Santa Hildegarda de Bingen fue una mujer extraordinaria que vivió en el siglo XII y que dejó una huella imborrable en la historia de la Iglesia y de la cultura.
Fue una abadesa benedictina, visionaria mística, escritora prolífica, compositora musical, filósofa, científica, naturalista, médica, líder monacal y reformadora eclesial. Fue canonizada por el Papa Benedicto XVI en 2012 y proclamada Doctora de la Iglesia; es decir, maestra de la fe para todos los cristianos.
Su vida y su obra nos pueden inspirar y enseñar en el siglo XXI de muchas maneras. Aquí destacamos algunos aspectos que nos pueden ayudar a apreciar su figura y su mensaje:
Amor a Dios y a la creación
Santa Hildegarda tuvo, desde niña, unas visiones que le revelaban el misterio de Dios y de su obra creadora. Ella plasmó estas visiones en sus libros, en los que describe con un lenguaje simbólico y poético la relación entre Dios, el hombre y el mundo.
Para ella, toda la creación es un reflejo de la sabiduría y la bondad de Dios, y el hombre tiene la responsabilidad de cuidarla y respetarla. En un tiempo de crisis ecológica como el nuestro, su visión nos invita a redescubrir la belleza y la armonía de la naturaleza y a vivir en comunión con ella.
Pasión por el conocimiento y la cultura
Ella fue una mujer autodidacta que se interesó por todos los campos del saber de su época. Estudió las Sagradas Escrituras, Teología, Filosofía, Historia, Astronomía, Medicina, Botánica, Zoología, Mineralogía y Música.
Escribió nueve libros, más de 300 cartas, 77 canciones y una obra dramática. Fue una de las primeras mujeres que escribió sobre ciencia y medicina, y que inventó un lenguaje propio, la lingua ignota.

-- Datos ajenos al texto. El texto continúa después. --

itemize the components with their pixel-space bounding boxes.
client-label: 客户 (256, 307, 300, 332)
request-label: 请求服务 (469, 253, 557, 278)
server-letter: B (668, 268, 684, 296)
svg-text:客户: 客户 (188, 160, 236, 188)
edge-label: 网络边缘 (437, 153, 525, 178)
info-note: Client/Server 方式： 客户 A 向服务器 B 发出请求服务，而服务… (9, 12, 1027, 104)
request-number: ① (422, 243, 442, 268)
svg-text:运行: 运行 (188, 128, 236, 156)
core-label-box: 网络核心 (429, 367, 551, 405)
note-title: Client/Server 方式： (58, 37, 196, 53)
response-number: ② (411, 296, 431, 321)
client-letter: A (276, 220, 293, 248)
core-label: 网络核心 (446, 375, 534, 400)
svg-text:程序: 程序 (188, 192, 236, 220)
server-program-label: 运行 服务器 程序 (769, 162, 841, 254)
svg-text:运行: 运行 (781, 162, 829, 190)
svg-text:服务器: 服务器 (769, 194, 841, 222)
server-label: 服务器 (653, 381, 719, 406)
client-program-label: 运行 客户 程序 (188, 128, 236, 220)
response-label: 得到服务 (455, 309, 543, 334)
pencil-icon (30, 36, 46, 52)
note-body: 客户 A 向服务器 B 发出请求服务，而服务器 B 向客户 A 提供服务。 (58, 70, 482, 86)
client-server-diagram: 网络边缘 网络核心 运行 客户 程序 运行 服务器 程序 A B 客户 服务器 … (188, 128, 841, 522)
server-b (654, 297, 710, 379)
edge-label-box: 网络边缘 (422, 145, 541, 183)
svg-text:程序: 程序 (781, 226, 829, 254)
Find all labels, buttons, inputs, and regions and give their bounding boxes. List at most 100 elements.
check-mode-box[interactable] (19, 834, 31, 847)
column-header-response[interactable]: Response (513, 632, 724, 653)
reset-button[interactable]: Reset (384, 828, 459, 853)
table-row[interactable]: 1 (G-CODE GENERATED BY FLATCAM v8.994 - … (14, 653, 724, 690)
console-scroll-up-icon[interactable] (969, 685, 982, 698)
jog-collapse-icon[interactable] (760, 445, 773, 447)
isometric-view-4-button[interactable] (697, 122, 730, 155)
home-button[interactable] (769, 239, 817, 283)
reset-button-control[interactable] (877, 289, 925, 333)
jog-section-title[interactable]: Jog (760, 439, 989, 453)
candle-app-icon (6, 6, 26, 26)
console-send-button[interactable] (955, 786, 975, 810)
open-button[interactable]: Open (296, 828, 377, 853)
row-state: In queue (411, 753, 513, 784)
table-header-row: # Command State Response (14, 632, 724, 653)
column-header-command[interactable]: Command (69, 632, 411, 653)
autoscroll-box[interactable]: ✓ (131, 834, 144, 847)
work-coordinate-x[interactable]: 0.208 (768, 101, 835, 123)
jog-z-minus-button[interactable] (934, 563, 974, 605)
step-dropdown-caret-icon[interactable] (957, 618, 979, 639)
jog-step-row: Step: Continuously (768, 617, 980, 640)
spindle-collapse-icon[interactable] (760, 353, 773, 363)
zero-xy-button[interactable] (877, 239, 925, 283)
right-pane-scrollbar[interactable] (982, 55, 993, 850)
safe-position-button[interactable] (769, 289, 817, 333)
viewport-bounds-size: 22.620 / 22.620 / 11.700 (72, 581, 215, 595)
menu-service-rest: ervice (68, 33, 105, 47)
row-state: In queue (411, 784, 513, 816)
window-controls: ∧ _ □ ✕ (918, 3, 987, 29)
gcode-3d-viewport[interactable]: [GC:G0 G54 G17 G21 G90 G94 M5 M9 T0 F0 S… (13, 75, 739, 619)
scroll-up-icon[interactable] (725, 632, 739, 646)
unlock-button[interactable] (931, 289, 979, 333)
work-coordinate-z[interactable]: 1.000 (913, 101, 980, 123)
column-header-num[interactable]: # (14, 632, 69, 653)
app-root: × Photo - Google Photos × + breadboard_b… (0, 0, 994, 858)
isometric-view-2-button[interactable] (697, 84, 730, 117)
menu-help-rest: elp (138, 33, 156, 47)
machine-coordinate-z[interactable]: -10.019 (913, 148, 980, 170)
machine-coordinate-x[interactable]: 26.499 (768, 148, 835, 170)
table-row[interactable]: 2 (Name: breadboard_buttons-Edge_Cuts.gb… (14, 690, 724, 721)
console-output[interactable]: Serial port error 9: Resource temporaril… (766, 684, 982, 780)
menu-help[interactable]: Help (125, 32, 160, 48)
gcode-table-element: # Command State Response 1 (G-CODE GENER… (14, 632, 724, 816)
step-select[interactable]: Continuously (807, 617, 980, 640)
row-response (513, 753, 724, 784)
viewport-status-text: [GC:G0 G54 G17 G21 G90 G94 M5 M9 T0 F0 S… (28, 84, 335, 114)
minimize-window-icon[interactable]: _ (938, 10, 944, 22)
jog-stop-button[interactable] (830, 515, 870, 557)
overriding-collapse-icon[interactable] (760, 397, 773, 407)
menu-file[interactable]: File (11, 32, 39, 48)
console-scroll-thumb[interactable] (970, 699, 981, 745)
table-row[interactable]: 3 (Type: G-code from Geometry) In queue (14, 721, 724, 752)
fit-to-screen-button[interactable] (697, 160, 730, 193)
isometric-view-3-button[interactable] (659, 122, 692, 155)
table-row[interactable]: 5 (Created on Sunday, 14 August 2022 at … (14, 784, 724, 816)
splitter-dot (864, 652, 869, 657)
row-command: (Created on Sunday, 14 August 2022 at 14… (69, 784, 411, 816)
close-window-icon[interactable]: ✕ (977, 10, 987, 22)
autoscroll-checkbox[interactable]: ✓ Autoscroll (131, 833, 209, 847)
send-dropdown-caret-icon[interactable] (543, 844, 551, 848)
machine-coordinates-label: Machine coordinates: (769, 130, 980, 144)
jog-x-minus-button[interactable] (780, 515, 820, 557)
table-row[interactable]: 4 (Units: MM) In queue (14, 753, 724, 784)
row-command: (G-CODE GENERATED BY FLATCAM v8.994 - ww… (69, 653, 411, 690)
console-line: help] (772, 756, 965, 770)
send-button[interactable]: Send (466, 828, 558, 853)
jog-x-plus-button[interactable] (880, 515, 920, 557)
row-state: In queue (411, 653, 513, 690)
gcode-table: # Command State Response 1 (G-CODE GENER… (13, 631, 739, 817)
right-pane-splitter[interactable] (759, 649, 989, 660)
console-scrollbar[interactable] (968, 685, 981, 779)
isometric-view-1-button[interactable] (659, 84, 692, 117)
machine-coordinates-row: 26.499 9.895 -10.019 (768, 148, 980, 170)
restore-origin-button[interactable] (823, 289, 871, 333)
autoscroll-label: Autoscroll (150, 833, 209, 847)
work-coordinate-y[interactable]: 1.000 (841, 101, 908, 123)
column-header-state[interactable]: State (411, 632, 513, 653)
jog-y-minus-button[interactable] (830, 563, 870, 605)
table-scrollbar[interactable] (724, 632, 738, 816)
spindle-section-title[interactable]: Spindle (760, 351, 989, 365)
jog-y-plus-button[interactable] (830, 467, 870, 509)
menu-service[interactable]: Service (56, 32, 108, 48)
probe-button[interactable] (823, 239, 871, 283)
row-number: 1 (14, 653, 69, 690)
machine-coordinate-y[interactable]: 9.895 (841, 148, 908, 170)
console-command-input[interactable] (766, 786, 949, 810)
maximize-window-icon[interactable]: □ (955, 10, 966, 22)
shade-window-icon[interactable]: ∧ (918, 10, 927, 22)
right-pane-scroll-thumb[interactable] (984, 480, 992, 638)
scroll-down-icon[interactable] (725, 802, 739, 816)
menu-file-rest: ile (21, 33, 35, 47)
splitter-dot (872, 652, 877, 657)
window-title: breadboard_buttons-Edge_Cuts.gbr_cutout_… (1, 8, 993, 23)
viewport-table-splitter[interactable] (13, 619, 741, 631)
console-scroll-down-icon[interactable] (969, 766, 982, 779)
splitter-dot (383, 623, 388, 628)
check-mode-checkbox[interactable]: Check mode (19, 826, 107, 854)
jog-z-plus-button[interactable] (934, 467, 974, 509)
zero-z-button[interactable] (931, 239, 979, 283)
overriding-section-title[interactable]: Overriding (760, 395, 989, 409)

Su obra nos muestra su curiosidad intelectual, capacidad de síntesis, originalidad y creatividad. En un tiempo de globalización y de pluralismo cultural como el nuestro, su ejemplo nos anima a cultivar el amor por el estudio, el diálogo, la innovación y la expresión artística.
Compromiso con la Iglesia y con la sociedad
Santa Hildegarda fue una mujer de acción que no se conformó con vivir recluida en su monasterio, sino que salió al encuentro de las necesidades de su tiempo. Fundó dos monasterios femeninos independientes, donde formó a sus hermanas en la vida espiritual y en el trabajo manual. Predicó en público, algo inusual para una mujer de su época, y denunció los abusos y las corrupciones que afectaban a la Iglesia y a la sociedad. Mantuvo una intensa correspondencia con papas, obispos, reyes, emperadores, nobles, clérigos y laicos, a los que aconsejó, exhortó y consoló.
Su testimonio nos impulsa a ser testigos de nuestra fe, a participar activamente en la vida de la Iglesia y a contribuir al bien común de la sociedad.